Former Wallabies head coach Eddie Jones.

A new documentary is set to be released detailing the Wallabies’ disastrous Rugby World Cup campaign, which will lay bare where it went wrong for the team.

While it will be a tough watch for Australian supporters, it will give them a fly-on-the-wall vantage point at what was going on in camp.

One particular moment shows then-head coach Eddie Jones speaking to experienced prop James Slipper a day after their heavy 40-6 defeat to Wales.

In the clip, Jones absolutely savages Australian rugby, saying that the players lack “hardness” in comparison to other countries.

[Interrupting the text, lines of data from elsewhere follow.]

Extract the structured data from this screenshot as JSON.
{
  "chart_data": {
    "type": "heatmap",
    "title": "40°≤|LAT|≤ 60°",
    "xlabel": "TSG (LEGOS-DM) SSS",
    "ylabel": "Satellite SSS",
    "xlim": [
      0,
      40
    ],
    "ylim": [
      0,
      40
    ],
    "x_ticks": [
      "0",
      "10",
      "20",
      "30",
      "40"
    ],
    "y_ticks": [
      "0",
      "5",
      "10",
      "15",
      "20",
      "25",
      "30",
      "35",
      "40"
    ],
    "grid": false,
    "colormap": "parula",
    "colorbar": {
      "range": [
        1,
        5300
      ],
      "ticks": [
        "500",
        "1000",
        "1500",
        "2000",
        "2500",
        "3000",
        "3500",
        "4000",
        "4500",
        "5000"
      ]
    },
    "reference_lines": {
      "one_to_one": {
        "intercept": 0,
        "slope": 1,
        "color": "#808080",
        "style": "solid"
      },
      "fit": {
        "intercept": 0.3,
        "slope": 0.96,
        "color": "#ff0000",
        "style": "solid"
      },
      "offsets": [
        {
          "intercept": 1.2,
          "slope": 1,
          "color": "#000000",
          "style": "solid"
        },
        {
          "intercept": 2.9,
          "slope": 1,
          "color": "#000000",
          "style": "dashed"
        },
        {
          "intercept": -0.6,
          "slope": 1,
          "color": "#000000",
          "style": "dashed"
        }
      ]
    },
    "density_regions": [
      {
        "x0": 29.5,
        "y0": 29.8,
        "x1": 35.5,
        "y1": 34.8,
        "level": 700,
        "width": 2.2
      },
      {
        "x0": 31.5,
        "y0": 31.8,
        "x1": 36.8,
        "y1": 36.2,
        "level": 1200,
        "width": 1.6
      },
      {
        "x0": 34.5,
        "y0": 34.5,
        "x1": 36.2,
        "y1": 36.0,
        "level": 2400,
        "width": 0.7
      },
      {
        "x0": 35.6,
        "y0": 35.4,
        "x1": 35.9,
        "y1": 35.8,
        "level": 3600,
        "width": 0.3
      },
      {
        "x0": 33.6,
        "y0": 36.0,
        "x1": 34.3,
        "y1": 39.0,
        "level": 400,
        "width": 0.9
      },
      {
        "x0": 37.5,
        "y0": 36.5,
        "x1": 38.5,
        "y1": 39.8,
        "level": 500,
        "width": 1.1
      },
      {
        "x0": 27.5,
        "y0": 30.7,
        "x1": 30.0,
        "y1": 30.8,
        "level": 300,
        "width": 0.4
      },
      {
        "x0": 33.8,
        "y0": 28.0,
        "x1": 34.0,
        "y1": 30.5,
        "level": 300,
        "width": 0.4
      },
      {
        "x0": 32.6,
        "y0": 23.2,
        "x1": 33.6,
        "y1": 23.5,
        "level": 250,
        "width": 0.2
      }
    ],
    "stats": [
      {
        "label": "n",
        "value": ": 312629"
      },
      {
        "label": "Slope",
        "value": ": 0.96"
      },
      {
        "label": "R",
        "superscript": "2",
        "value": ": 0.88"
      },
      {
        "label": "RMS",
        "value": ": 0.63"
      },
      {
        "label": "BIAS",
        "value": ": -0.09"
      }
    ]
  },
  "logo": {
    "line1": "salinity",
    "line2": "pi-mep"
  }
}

“Stands out like dog’s balls, mate”

“That’s the problem mate, we’ve got no hardness about us,” he told the loosehead. “Game hardness is different to any sort of hardness, when you just stick in the f—— game and do it.

“There’s none of that in Australian rugby now, and that’s where the big gap is, mate.

“If you look at those Welsh players, mate, they play 30 games a year, they’re hardened tough players, so they can just stick at it, and they know they’re going to do it. And we’ve lost that in Australian rugby.

“We’re not not tough, but we’re not trained to be tough now, and we’re not used to playing tough; like it’s an exception to play tough now rather than the norm. It stands out like dog’s balls, mate… it’s set up for failure, mate.”

Stan Sport’s documentary, The Wallabies, will be released on February 22 in a three-part series with the final episode focusing on his Japan links.

Just prior to the Wales match, it was claimed by the Herald that Jones had a Zoom interview with the Japan Rugby Football Union.

The 64-year-old finally admitted to the meeting during his unveiling as the Japan head coach, but insisted that it was not an interview.

Instead, Jones said that it was a chat with a recruitment agency over his previous experiences as the Brave Blossoms’ boss between 2012 and 2015 to help with the JRFU’s search for Jamie Joseph’s successor.

Coincidently, that person was Jones, who officially started work on January 1 after resining from his role as the Wallabies’ head honcho in October 2023, 10 months into a five-year contract.

Rugby Australia supportive

“You can imagine the hell that management at Rugby Australia were going through while the whole thing was melting down,” executive producer Matt Campbell told the Sydney Morning Herald.

“It wasn’t pretty, but they weren’t worried about how it was going to be portrayed. They were extremely supportive of it. There were some people who weren’t joyous about it – there was a protectiveness about it – but that’s understandable.

“No-one was expecting the nightmare that it turned into. People like disasters. There’s a lot of people – not just rugby fans – who will be fascinated to see what went on behind closed doors.”

Campbell added: “We’re not doing a Four Corners (Australian investigative journalism programme) episode on the Eddie Jones saga. We’re telling the story of the Wallabies’ World Cup campaign leading into and up to the World Cup.

“We certainly did not expect this. We had to change our spiel. It was the worst Wallabies campaign in history and we were there to capture every moment.

“It’s completely different to what we hoped for. We hoped they would ‘snatch and grab’ and bring the cup home, but that’s not how it turned out.”